The Jewish individual is less connected to a specific piece of land within the expanse of the homeland. He is connected to what is symbolized by the expanse as a whole. However, the Palestinian individual is excessively connected to the land itself. More precisely, he is connected to a specific piece of land bounded by the borders of the village of his birth, the area where is parents were born and nothing more.
“I learned all the words and I dismantled them, / to build a single word – ‘ homeland,’” wrote the late Palestinian national poet Mahmoud Darwish when he was living in exile in Beirut. However, when in the wake of the Oslo agreements he returned to Palestine with the people of the Palestine Liberation Organization, he discovered that he did not belong to the “Palestine” to which he had returned. It turns out that for him the concept of homeland refers to something entirely different. In interviews he granted after his return here he opened his heart and declared that he felt like a stranger in Gaza. Moreover, he told a reporter for The New York Times that Ramallah is not his homeland. In other words, the “national” poet’s homeland is a small and confined place that is elsewhere.
This clashing perception of the concept is especially obvious with respect to the mobility of Israeli citizens within the country. It is possible to request from the Central Bureau of Statistics reports on relocation by inhabitants from one place to another within the state of Israel and to compare the data for Jews and for Arabs. The result of the comparison is surprising: A Jew can pick himself up one day and relocate with his family in search of earning a living, bettering his housing, improving his quality of life or for any other reason. He can move from Yeruham to Dimona, from Holon to Ashkelon, from Ra’anana to Hadera or Gedera and so on. There, in the new place, he will find neighbors and make friends and no one will see this as odd.

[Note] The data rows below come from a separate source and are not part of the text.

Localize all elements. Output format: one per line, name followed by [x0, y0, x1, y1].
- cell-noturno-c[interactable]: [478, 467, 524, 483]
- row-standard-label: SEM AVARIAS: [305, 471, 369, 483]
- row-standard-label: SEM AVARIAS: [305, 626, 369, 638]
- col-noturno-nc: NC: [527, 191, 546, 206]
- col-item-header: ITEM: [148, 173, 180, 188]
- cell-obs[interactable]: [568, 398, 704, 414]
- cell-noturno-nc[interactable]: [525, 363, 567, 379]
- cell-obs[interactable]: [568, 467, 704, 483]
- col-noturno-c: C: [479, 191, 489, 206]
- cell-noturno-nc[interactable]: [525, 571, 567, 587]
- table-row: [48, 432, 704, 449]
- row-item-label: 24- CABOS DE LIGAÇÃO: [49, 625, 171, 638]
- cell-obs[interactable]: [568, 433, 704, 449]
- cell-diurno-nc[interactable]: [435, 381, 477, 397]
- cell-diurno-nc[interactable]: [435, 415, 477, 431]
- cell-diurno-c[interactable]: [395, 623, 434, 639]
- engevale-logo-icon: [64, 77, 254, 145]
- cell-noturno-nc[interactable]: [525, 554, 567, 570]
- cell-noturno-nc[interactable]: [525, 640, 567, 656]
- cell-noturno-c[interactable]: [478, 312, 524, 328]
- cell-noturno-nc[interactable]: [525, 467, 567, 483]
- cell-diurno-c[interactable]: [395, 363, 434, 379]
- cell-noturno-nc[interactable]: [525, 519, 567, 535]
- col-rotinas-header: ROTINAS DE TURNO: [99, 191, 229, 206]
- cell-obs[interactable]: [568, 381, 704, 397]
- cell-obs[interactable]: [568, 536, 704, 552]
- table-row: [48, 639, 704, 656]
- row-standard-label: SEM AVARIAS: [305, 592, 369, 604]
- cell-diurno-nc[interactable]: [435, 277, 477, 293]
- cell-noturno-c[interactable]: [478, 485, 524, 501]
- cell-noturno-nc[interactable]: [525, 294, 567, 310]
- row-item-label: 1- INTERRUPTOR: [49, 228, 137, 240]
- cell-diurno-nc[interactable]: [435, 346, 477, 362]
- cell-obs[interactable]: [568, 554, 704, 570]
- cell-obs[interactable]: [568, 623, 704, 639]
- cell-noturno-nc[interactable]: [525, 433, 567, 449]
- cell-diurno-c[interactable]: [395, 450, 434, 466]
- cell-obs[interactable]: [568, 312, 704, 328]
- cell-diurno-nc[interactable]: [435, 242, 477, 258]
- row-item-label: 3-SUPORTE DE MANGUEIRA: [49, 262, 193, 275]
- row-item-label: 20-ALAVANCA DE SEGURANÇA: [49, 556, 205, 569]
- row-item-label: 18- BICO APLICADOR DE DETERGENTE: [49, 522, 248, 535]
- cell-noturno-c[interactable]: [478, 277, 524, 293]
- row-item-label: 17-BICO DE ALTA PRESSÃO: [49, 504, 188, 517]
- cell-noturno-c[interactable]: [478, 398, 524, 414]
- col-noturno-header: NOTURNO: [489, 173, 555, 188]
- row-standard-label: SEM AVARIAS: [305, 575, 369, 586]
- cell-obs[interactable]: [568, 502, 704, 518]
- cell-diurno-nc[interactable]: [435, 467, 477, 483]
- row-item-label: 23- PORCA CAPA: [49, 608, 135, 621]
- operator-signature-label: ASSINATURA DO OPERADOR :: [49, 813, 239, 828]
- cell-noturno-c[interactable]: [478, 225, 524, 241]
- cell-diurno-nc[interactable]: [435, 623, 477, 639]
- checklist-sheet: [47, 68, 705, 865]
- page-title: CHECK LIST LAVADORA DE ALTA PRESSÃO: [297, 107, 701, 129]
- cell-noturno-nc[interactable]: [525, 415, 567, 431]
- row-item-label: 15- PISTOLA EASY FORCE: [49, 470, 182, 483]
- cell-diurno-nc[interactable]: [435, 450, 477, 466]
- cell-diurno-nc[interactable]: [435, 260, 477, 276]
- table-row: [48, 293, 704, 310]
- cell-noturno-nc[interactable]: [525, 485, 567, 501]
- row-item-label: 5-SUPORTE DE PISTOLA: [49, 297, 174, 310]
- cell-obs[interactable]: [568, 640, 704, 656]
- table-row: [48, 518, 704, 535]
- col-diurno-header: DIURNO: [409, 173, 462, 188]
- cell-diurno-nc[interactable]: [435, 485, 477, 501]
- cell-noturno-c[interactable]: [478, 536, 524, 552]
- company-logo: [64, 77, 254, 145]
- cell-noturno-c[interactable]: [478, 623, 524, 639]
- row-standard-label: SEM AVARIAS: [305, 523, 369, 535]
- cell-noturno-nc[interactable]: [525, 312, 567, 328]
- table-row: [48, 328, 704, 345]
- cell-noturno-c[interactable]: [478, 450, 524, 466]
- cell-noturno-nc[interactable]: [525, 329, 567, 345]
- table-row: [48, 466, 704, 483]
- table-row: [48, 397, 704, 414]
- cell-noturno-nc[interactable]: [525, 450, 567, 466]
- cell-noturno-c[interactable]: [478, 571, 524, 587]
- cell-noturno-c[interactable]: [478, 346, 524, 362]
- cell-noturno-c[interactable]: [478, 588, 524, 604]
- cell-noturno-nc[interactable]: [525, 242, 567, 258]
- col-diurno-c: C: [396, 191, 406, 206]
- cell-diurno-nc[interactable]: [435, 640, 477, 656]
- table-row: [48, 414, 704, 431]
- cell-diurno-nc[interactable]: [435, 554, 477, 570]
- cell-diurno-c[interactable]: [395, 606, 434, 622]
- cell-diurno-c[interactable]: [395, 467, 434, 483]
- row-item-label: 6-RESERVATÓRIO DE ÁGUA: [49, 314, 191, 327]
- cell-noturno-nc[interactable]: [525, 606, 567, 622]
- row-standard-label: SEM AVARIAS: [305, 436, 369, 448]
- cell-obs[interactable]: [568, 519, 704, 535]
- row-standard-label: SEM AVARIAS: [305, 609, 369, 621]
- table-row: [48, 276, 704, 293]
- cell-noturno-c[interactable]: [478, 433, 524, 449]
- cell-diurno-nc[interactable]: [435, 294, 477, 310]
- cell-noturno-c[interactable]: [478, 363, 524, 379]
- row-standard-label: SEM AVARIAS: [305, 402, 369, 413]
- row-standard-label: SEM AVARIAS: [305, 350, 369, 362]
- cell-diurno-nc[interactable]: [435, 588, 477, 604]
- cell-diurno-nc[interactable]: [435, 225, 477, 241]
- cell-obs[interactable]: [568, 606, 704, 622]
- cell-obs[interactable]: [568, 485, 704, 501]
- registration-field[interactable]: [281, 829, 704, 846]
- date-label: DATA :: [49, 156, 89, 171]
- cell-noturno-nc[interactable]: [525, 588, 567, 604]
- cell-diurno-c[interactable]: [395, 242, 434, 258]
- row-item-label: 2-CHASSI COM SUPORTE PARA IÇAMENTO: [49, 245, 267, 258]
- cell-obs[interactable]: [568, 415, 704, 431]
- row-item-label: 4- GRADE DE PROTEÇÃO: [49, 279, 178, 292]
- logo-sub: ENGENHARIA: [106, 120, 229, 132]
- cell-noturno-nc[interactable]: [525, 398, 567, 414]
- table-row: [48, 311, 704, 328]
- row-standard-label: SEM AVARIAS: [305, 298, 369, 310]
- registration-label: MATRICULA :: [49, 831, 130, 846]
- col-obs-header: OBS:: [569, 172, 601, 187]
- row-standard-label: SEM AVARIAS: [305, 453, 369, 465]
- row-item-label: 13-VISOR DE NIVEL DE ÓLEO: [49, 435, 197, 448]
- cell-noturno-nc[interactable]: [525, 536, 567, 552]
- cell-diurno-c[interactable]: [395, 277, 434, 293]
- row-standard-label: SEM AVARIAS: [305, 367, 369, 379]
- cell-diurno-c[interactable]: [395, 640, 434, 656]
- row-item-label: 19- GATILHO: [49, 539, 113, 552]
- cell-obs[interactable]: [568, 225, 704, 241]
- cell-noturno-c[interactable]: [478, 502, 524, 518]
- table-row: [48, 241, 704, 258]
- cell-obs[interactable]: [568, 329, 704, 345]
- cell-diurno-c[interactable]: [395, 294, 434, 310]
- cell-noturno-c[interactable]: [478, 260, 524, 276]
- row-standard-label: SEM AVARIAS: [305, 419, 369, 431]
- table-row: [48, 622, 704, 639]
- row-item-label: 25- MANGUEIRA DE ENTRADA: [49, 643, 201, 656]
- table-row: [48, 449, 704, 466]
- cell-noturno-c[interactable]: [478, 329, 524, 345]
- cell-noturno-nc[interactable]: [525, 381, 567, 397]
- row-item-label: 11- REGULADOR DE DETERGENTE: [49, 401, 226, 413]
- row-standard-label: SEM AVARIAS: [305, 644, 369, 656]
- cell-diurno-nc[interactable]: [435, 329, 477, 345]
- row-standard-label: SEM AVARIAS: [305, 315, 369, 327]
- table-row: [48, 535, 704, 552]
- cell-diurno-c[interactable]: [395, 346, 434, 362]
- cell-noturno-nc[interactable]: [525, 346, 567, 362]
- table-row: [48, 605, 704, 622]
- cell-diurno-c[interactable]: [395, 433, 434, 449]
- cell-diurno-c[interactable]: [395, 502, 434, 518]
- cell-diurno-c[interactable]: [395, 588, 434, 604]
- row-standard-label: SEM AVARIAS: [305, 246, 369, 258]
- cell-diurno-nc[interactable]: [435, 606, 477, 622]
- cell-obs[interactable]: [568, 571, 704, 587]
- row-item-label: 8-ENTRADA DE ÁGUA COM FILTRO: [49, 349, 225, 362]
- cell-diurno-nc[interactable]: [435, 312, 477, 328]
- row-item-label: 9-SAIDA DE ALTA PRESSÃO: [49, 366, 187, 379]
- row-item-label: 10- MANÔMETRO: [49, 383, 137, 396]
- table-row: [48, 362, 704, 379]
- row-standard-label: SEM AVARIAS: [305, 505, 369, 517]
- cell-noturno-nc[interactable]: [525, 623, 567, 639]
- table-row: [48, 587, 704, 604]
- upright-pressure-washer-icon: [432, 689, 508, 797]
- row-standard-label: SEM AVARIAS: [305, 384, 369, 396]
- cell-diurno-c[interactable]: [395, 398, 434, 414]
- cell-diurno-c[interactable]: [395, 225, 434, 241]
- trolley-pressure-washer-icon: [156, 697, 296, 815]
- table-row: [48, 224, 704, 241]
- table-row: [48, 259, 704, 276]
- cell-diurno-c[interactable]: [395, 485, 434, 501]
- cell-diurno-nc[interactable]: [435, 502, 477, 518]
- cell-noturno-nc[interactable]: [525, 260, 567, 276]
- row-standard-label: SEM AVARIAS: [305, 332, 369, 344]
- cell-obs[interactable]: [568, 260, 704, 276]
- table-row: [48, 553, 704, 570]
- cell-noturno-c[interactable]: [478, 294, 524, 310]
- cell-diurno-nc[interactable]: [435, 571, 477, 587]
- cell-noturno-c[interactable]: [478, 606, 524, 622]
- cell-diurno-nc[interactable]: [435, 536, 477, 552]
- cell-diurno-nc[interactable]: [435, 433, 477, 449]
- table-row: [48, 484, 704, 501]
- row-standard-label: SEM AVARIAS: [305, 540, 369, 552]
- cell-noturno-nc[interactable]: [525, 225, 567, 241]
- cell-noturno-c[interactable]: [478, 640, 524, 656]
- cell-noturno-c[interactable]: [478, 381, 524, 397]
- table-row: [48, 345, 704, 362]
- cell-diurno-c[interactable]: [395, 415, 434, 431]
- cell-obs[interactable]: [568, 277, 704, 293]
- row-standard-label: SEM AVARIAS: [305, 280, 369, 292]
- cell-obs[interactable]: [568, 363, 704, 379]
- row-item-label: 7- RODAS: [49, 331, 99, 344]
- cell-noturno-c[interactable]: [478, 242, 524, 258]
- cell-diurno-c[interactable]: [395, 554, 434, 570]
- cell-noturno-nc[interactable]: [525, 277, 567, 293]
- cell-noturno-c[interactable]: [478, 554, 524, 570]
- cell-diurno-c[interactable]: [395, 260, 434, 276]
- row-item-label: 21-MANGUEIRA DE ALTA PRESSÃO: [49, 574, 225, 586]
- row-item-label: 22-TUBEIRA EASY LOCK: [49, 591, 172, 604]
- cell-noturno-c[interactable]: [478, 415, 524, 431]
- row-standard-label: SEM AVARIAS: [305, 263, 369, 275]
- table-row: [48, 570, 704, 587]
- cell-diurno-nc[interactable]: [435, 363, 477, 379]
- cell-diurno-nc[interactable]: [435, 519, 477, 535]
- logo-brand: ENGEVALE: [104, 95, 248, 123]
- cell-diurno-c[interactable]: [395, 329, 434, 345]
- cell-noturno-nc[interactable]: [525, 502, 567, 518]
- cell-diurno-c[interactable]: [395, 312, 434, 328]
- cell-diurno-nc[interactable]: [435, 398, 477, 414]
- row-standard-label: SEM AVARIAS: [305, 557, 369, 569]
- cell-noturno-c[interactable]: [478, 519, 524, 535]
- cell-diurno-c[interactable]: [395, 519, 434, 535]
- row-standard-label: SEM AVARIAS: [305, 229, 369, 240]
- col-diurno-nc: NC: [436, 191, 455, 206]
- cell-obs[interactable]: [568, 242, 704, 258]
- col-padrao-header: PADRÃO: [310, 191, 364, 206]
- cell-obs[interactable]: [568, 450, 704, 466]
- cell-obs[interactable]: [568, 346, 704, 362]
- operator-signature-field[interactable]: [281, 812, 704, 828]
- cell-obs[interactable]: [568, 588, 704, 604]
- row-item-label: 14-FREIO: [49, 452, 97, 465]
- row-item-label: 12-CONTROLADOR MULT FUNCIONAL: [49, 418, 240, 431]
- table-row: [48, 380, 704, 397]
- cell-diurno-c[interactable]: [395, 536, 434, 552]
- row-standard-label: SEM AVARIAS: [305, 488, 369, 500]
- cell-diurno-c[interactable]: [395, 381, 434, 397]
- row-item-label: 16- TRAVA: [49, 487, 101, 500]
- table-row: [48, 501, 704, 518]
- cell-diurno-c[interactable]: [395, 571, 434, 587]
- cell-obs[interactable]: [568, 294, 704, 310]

However, an Arab man will not change his address in the country he calls his “homeland.” A male Arab citizen will not move from Taibeh to Tira, from Kalansu to Um al Fahm, from Arrabeh to Sakhnin, from Nazareth to Tamra or from Tamra to I’blin (though a woman who marries will move to her husband’s birthplace). This is connected to the way an Arab perceives the connection to a locale, and the way the inhabitants of a locale perceive it. Arab social structure is based on the cohesion of tribe and creed and not on national cohesion. An Arab from Tira will not move to Um al Fahm, an Arab city where all the inhabitants are Muslims just like he is, because the locals will see him as a foreigner who does not belong there. And if this is the attitude of Muslim Arabs among themselves, it is easy to imagine the extent of the alienation when it comes to a Christian from Fassuta and a Druze from Beit Jann, for example.
Here is another instance indicative of the narrow perception of homeland. Writer and journalist Said Kashua has been living in Jerusalem for many years and has established his family there. Nonetheless, he declares outright that his homeland is elsewhere: “Evidently, I had to leave the village in order to really understand what a dire state it’s in … I swear that my birthplace, the home of my family, is most dear to me” (Haaretz , October 2, 2013).
To demonstrate the depth of the difference between the two perceptions, it is possible to cite the words of the poem “Homeland” by Aharon Shabtai: “In every grain of earth, from Dan to Eilat, the homeland stretches/ and I am found nowhere but in the homeland/ … because Aharon, because Aharon, because Aharon is only in the homeland.” (From “Artzenu [Our Land] – Poems, 1987-2002.”) Herein lies the huge gap between the two perceptions: the Arab perception that narrows and the Jewish perception that expands.
And this is the whole tragedy in a nutshell.